Director of ‘Atlantics’ On How She Merged Migration With Surrealism and Romance

“I decided that this film about lost youth had to be a ghost film,” said Mati Diop, whose film won the Grand Prix at Cannes.

French-Senegalese filmmaker Mati Diop’s first film was a documentary short about the African men who made the dangerous sea crossing to Spain. “Atlantiques” made the rounds of international film festivals and established Diop as a director when it debuted in 2009, but the subject matter never left her. She felt she had to return to it for her first feature film, the similarly-named “Atlantics,” without the narrative constraints of the documentary genre — so she turned to the supernatural.

“Migration was a theme that was both so personal to me and the only thing that I thought was worth spending years to talk about,” said Diop, discussing the 2019 film as part of TheWrap’s Awards and Foreign Screening Series on Tuesday night. “I think that the youth who lost their lives while trying to reach Spain really haunted me.”

“Atlantics,” which was awarded the Grand Prix at the 2019 Cannes Film Festival, takes Diop’s sense of hauntedness literally, showing the ghosts of disappeared migrants back on the streets of Dakar. 

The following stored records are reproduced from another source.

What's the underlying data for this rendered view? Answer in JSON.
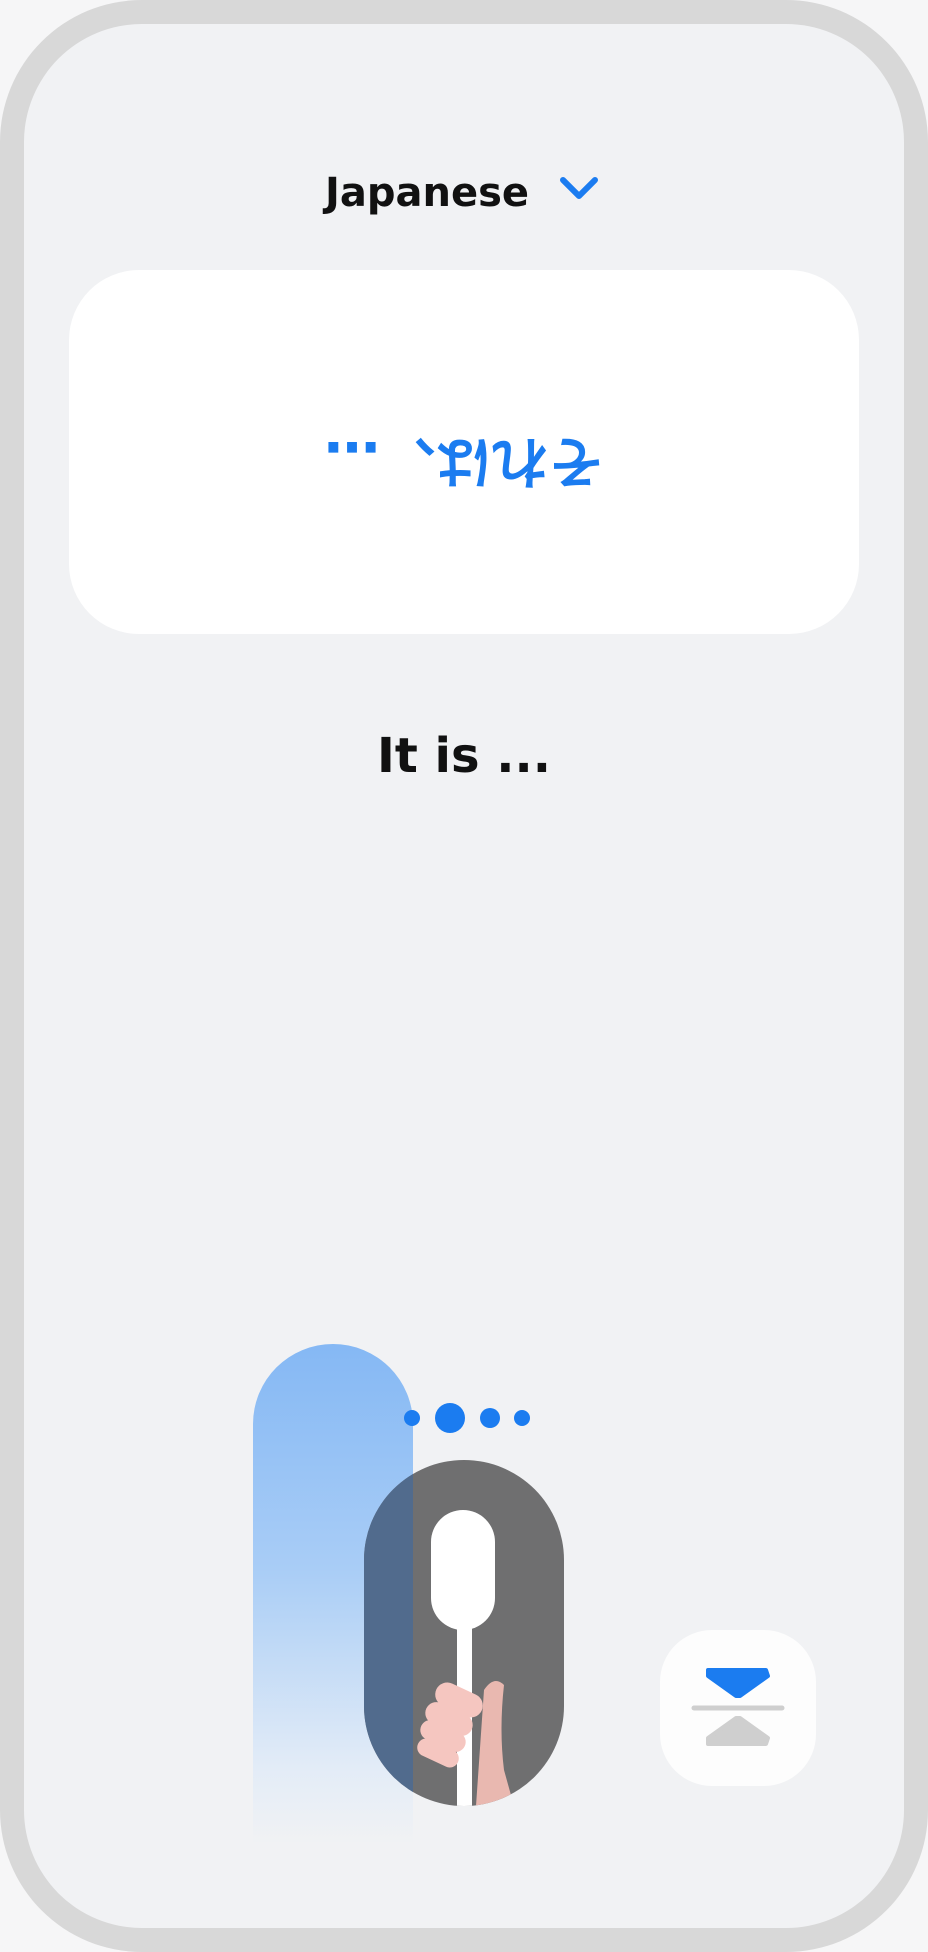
{
  "header": {
    "language": "Japanese",
    "dropdown_icon": "chevron-down-icon",
    "accent_color": "#1b7cf0"
  },
  "card": {
    "prompt_text": "それは、…"
  },
  "answer": {
    "text": "It is ..."
  },
  "progress_dots": {
    "count": 4,
    "active_index": 1
  },
  "mic": {
    "icon": "microphone-icon"
  },
  "fab": {
    "icon": "swap-direction-icon"
  }
}
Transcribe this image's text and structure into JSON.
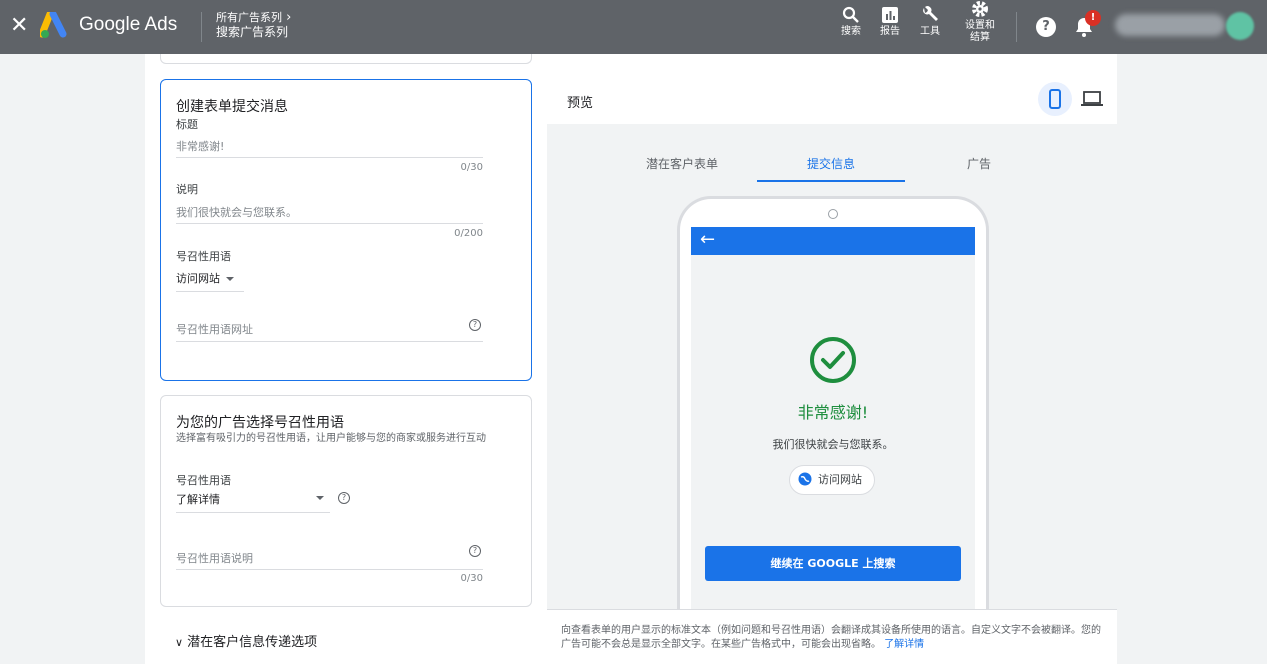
{
  "topbar": {
    "close_glyph": "✕",
    "brand": "Google Ads",
    "breadcrumb_parent": "所有广告系列",
    "breadcrumb_current": "搜索广告系列",
    "tools": [
      {
        "icon": "search-icon",
        "label": "搜索"
      },
      {
        "icon": "reports-icon",
        "label": "报告"
      },
      {
        "icon": "wrench-icon",
        "label": "工具"
      },
      {
        "icon": "gear-icon",
        "label_line1": "设置和",
        "label_line2": "结算"
      }
    ],
    "help_glyph": "?",
    "notif_badge": "!"
  },
  "submit_card": {
    "title": "创建表单提交消息",
    "headline_label": "标题",
    "headline_value": "非常感谢!",
    "headline_count": "0/30",
    "desc_label": "说明",
    "desc_value": "我们很快就会与您联系。",
    "desc_count": "0/200",
    "cta_label": "号召性用语",
    "cta_value": "访问网站",
    "cta_url_placeholder": "号召性用语网址"
  },
  "cta_card": {
    "title": "为您的广告选择号召性用语",
    "description": "选择富有吸引力的号召性用语，让用户能够与您的商家或服务进行互动",
    "cta_label": "号召性用语",
    "cta_value": "了解详情",
    "cta_desc_placeholder": "号召性用语说明",
    "cta_desc_count": "0/30"
  },
  "expander": {
    "label": "潜在客户信息传递选项"
  },
  "preview": {
    "title": "预览",
    "tabs": [
      "潜在客户表单",
      "提交信息",
      "广告"
    ],
    "active_tab": 1,
    "phone": {
      "thanks": "非常感谢!",
      "message": "我们很快就会与您联系。",
      "visit_button": "访问网站",
      "continue_button": "继续在 GOOGLE 上搜索"
    },
    "footer_text": "向查看表单的用户显示的标准文本（例如问题和号召性用语）会翻译成其设备所使用的语言。自定义文字不会被翻译。您的广告可能不会总是显示全部文字。在某些广告格式中，可能会出现省略。",
    "footer_link": "了解详情"
  },
  "colors": {
    "topbar": "#5f6368",
    "accent": "#1a73e8",
    "success": "#1e8e3e",
    "badge": "#d93025"
  }
}
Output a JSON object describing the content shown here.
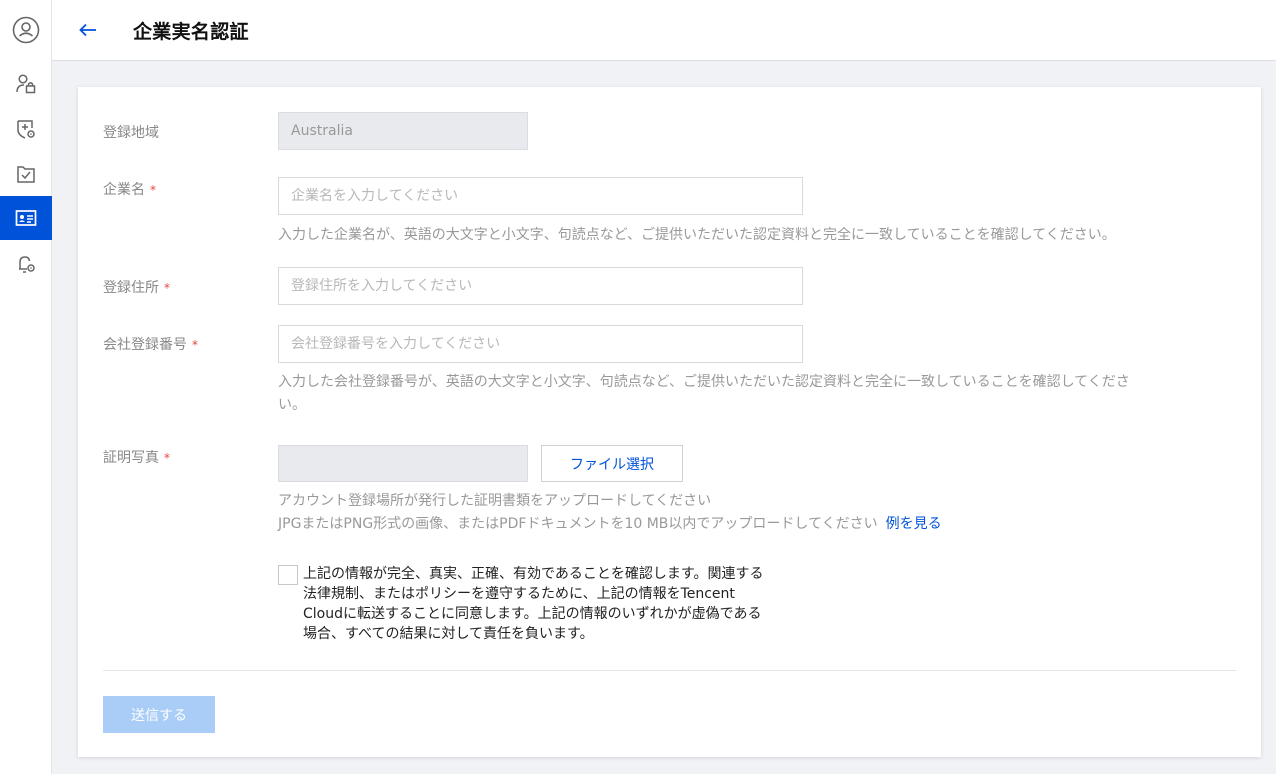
{
  "header": {
    "back_icon": "arrow-left-icon",
    "title": "企業実名認証"
  },
  "sidebar": {
    "items": [
      {
        "icon": "user-circle-icon",
        "active": false
      },
      {
        "icon": "user-lock-icon",
        "active": false
      },
      {
        "icon": "shield-settings-icon",
        "active": false
      },
      {
        "icon": "folder-check-icon",
        "active": false
      },
      {
        "icon": "id-card-icon",
        "active": true
      },
      {
        "icon": "bell-settings-icon",
        "active": false
      }
    ]
  },
  "form": {
    "region": {
      "label": "登録地域",
      "value": "Australia"
    },
    "company_name": {
      "label": "企業名",
      "required_mark": "*",
      "placeholder": "企業名を入力してください",
      "hint": "入力した企業名が、英語の大文字と小文字、句読点など、ご提供いただいた認定資料と完全に一致していることを確認してください。"
    },
    "address": {
      "label": "登録住所",
      "required_mark": "*",
      "placeholder": "登録住所を入力してください"
    },
    "registration_number": {
      "label": "会社登録番号",
      "required_mark": "*",
      "placeholder": "会社登録番号を入力してください",
      "hint_line1": "入力した会社登録番号が、英語の大文字と小文字、句読点など、ご提供いただいた認定資料と完全に一致していることを確認してくださ",
      "hint_line2": "い。"
    },
    "certificate": {
      "label": "証明写真",
      "required_mark": "*",
      "file_button": "ファイル選択",
      "hint_line1": "アカウント登録場所が発行した証明書類をアップロードしてください",
      "hint_line2": "JPGまたはPNG形式の画像、またはPDFドキュメントを10 MB以内でアップロードしてください",
      "example_link": "例を見る"
    },
    "agreement": {
      "checked": false,
      "line1": "上記の情報が完全、真実、正確、有効であることを確認します。関連する",
      "line2": "法律規制、またはポリシーを遵守するために、上記の情報をTencent",
      "line3": "Cloudに転送することに同意します。上記の情報のいずれかが虚偽である",
      "line4": "場合、すべての結果に対して責任を負います。"
    },
    "submit_label": "送信する"
  },
  "colors": {
    "accent": "#0052d9",
    "required": "#e54545",
    "submit_disabled": "#a9cdf7"
  }
}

The magical realist love story focuses on Ada (Mama Sané), a 17-year-old girl who grieves for her secret lover Souleiman (Ibrahima Traoré) while trying to maintain an arranged marriage to another man. Souleiman was part of a construction crew that disappeared at sea one night in search of a better life abroad. When the aggrieved workers come back as possessive spirits seeking retribution for their unpaid labor, Souleiman returns to see Ada one last time. 

“I decided that this film about lost youth had to be a ghost film,” Diop told TheWrap at the Landmark Theatres in Los Angeles. But despite portraying death as a central theme, she felt it was important “to tell the story of the lost, disappeared youth through the perspective of the living…I wanted to talk about the odyssey of Penelope, not of Ulysses.”

Diop found a key collaborator in electronic composer Fatima Al Qadiri, who wrote her first film score for “Atlantics.” Al Qadiri was born in Senegal and grew up in Kuwait, and said she felt an instant connection to the project. “I knew that the themes she was tackling were my territory,” said Al Qadiri at the screening.

Last month, “Atlantics” was selected by Senegal as the country’s submission for Best International Feature Film Oscar consideration. If nominated, it will be the first Senegalese film to compete for the award. Diop, who grew up in Paris, sees the film as a piece of African representation that she never saw as a young person in the West.

“I missed a lot of black characters and representations in cinema…I wanted to make the films that I thought were missing out there,” said Diop. The fantastical elements of the film were a key aspect of this representation.

“That was very important to me, to really push the fiction very high because Africa has been really imprisoned in documentary, reportage and TV, in everything but romance and fiction,” said Diop.

Netflix acquired the film at Cannes, and will release it in select theaters on Nov. 15 and on the streaming service on Nov. 29.